ABOUT
Concepts
How can presage predict what text the user is going to enter next?
The approach relies on information theory. Natural language is modelled as an information source. Natural language is a redundant information source.
The key idea is modelling natural language as a set of redundant sources of information. The redundancy embedded in natural language is exploited by various predictive methods to extract information in order to generate predictions.
Information sources can be classified as statistical, syntactic and semantic.
Statistical sources
If one were asked to guess what word followed the following text fragment:
The quick brown fox jumps over the lazy ...
one would most likely reply
dog
The quick brown fox jumps over the lazy dog
is in fact a widely known pangram (a sentence which uses every letter of the alphabet at least once).
One would pick the word dog
on the grounds that, given the history string The quick brown fox jumps over the lazy ...
, dog
most frequently follows (frequentist approach to statistical information).
Likewise, one would pick over
or on
when given the fragment The quick brown fox jumps ...

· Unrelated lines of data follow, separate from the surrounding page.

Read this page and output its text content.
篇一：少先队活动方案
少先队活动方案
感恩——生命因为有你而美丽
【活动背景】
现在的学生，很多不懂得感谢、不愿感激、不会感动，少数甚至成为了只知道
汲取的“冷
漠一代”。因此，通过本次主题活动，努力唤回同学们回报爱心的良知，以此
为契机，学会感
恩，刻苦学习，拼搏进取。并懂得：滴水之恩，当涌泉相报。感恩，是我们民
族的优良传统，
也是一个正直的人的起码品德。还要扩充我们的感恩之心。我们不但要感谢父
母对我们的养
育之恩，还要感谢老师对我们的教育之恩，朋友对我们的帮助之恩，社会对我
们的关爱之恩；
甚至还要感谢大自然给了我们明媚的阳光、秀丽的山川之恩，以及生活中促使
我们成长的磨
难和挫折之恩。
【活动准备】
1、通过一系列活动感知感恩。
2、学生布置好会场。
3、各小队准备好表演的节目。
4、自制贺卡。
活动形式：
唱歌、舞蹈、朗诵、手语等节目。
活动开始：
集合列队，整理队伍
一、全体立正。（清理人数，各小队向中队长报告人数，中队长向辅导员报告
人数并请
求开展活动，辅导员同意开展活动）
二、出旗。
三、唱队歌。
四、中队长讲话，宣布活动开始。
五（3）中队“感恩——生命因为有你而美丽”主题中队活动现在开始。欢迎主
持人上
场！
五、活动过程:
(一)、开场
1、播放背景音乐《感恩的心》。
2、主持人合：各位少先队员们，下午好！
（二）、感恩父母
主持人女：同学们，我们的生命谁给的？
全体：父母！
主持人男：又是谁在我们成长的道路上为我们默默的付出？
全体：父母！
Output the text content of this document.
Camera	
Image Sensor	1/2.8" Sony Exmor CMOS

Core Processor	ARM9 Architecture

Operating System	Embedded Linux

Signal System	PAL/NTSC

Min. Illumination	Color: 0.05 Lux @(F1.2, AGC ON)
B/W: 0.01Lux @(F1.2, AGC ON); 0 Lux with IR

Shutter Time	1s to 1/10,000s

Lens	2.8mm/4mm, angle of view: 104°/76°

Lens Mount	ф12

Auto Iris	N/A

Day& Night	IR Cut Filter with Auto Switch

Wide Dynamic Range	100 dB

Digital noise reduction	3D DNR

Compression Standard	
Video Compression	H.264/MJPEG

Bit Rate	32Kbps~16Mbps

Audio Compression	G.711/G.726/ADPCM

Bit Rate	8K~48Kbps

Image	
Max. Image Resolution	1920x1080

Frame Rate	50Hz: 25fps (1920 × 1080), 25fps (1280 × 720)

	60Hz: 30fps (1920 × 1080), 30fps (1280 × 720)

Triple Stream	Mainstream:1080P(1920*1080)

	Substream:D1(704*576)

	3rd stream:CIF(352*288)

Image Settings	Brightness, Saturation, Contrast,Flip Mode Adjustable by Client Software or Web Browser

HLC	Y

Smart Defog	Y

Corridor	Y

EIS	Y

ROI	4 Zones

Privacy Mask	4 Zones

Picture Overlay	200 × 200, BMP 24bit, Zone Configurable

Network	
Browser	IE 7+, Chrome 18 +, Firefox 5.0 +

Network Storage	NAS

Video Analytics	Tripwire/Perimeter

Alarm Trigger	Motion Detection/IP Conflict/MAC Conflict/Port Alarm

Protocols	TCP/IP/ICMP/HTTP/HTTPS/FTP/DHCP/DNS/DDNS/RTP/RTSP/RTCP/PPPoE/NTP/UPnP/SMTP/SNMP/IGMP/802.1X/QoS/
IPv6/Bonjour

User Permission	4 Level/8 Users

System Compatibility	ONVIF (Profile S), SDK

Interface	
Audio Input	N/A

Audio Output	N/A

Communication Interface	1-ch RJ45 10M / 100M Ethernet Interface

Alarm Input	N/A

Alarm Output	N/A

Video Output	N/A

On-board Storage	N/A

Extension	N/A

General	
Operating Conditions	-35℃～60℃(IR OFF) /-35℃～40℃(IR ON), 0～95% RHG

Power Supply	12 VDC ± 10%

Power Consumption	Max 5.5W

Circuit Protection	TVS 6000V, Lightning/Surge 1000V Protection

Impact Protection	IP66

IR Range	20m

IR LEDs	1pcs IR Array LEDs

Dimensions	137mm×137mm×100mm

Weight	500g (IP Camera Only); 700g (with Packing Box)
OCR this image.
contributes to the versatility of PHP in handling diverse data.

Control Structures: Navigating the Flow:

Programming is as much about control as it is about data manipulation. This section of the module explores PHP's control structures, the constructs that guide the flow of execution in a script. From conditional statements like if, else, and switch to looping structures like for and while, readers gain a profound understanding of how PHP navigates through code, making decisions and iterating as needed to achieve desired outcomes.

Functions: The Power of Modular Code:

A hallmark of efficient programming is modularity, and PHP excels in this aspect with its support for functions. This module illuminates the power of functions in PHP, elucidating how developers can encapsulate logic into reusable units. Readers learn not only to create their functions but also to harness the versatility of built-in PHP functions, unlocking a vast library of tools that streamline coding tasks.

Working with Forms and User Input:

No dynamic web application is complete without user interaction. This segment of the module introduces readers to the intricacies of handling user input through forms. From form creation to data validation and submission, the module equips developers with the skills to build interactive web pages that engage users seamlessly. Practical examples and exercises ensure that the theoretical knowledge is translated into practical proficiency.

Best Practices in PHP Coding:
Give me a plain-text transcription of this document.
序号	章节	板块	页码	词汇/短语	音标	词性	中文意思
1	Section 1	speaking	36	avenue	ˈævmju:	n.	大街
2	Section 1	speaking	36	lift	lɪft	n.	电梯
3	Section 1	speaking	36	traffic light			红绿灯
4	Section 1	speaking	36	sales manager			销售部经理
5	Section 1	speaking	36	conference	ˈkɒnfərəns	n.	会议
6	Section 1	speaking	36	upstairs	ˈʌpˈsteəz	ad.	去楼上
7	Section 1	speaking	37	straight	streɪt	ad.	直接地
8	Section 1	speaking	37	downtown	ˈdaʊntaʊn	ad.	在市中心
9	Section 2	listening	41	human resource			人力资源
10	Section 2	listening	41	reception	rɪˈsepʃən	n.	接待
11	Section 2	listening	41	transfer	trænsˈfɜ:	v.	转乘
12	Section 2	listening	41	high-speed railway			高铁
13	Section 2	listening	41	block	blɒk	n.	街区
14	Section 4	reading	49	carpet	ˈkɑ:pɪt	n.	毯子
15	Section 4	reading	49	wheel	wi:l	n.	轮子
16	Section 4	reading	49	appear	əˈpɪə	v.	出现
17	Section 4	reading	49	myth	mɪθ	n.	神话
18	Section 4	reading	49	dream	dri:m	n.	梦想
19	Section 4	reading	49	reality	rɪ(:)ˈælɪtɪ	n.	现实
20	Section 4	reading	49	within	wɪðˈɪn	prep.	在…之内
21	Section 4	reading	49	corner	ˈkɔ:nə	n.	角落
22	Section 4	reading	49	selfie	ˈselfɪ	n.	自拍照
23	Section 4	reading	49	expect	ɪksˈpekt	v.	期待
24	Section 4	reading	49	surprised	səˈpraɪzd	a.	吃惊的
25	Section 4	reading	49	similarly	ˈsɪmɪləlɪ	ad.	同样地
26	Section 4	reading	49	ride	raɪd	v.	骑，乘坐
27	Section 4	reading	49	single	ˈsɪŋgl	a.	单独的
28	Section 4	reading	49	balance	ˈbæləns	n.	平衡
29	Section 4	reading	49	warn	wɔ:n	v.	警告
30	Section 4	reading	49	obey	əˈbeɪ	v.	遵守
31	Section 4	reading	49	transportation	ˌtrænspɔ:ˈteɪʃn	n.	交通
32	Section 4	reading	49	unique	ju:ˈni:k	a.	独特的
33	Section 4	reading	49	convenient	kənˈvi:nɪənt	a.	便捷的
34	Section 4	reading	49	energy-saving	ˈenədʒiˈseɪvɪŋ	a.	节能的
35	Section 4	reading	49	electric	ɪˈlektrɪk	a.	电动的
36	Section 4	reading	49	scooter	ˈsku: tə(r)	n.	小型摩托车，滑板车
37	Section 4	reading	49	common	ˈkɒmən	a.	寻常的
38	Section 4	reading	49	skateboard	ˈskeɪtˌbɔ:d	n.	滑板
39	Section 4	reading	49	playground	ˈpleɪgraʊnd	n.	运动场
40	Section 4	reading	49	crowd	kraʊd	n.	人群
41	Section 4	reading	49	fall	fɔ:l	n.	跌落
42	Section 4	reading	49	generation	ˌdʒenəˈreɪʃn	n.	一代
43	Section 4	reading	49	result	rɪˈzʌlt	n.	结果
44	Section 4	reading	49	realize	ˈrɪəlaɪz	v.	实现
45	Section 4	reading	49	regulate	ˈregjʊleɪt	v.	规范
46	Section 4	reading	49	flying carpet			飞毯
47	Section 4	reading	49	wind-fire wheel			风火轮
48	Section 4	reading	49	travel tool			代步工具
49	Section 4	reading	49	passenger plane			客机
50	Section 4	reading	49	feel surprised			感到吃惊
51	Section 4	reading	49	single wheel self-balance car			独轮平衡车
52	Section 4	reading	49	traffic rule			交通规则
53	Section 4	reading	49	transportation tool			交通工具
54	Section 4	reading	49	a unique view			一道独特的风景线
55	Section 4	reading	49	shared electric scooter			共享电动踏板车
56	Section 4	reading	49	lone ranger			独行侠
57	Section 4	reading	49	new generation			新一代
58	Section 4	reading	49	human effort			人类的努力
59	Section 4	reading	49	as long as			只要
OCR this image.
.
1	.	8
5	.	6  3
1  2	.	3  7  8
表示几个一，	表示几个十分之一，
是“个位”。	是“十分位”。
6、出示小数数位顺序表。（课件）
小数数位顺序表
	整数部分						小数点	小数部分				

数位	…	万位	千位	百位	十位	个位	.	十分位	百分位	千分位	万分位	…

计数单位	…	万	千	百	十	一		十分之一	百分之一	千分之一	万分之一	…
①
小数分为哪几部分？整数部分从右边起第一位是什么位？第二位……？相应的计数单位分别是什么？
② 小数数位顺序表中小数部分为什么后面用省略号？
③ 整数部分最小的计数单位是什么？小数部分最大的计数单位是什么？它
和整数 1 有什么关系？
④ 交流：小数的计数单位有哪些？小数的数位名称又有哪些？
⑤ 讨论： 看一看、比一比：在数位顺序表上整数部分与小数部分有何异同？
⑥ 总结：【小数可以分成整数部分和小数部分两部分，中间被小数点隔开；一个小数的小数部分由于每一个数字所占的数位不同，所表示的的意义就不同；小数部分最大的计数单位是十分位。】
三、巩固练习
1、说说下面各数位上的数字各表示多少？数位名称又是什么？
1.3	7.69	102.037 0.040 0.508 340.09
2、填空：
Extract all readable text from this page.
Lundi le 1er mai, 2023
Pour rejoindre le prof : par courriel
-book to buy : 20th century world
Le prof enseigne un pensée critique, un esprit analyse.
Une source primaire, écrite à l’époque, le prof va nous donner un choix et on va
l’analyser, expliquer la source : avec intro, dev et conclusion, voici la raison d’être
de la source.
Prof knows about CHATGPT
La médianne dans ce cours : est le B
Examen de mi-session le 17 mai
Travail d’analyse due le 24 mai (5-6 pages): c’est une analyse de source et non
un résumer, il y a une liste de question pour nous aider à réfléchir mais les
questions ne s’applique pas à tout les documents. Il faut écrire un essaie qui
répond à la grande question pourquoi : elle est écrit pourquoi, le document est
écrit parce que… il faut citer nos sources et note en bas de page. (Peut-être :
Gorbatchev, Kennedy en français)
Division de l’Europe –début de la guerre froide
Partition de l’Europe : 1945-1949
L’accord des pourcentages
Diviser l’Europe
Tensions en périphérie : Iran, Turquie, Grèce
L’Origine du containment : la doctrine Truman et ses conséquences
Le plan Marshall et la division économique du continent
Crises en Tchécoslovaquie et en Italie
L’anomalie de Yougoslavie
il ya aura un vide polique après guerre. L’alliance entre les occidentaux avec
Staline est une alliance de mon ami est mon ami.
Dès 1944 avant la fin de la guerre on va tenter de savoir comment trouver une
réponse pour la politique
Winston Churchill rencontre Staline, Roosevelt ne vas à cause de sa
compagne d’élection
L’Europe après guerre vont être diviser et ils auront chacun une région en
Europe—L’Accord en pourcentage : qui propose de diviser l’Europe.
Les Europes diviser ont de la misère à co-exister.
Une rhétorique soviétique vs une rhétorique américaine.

on account that the words that most frequently follow the verb jump
are either on
or over
.
Syntactic sources
Continuing the previous example, one would pick the words over
or on
when given the context:
The quick brown fox jumps o...
(note the final letter o
)
A syntactically aware predictive plugin could exploit the fact that to jump
is an intransitive verb and should be followed by an adverb. on
and over
are adverbs and begin with the letter o
, which makes them strong candidates for a prediction.
Semantic sources
Supposing one had been writing about the adventures of a cunning fox and a loyal dog for a while, then one would suggest that dog
is the most likely object to be jumped over by the fox
:
The quick brown fox jumps over the lazy d...
Information about the context and (however limited) comprehension of said context provides additional information to increase predictive accuracy.
The resulting language model is powerful, flexible and extensible.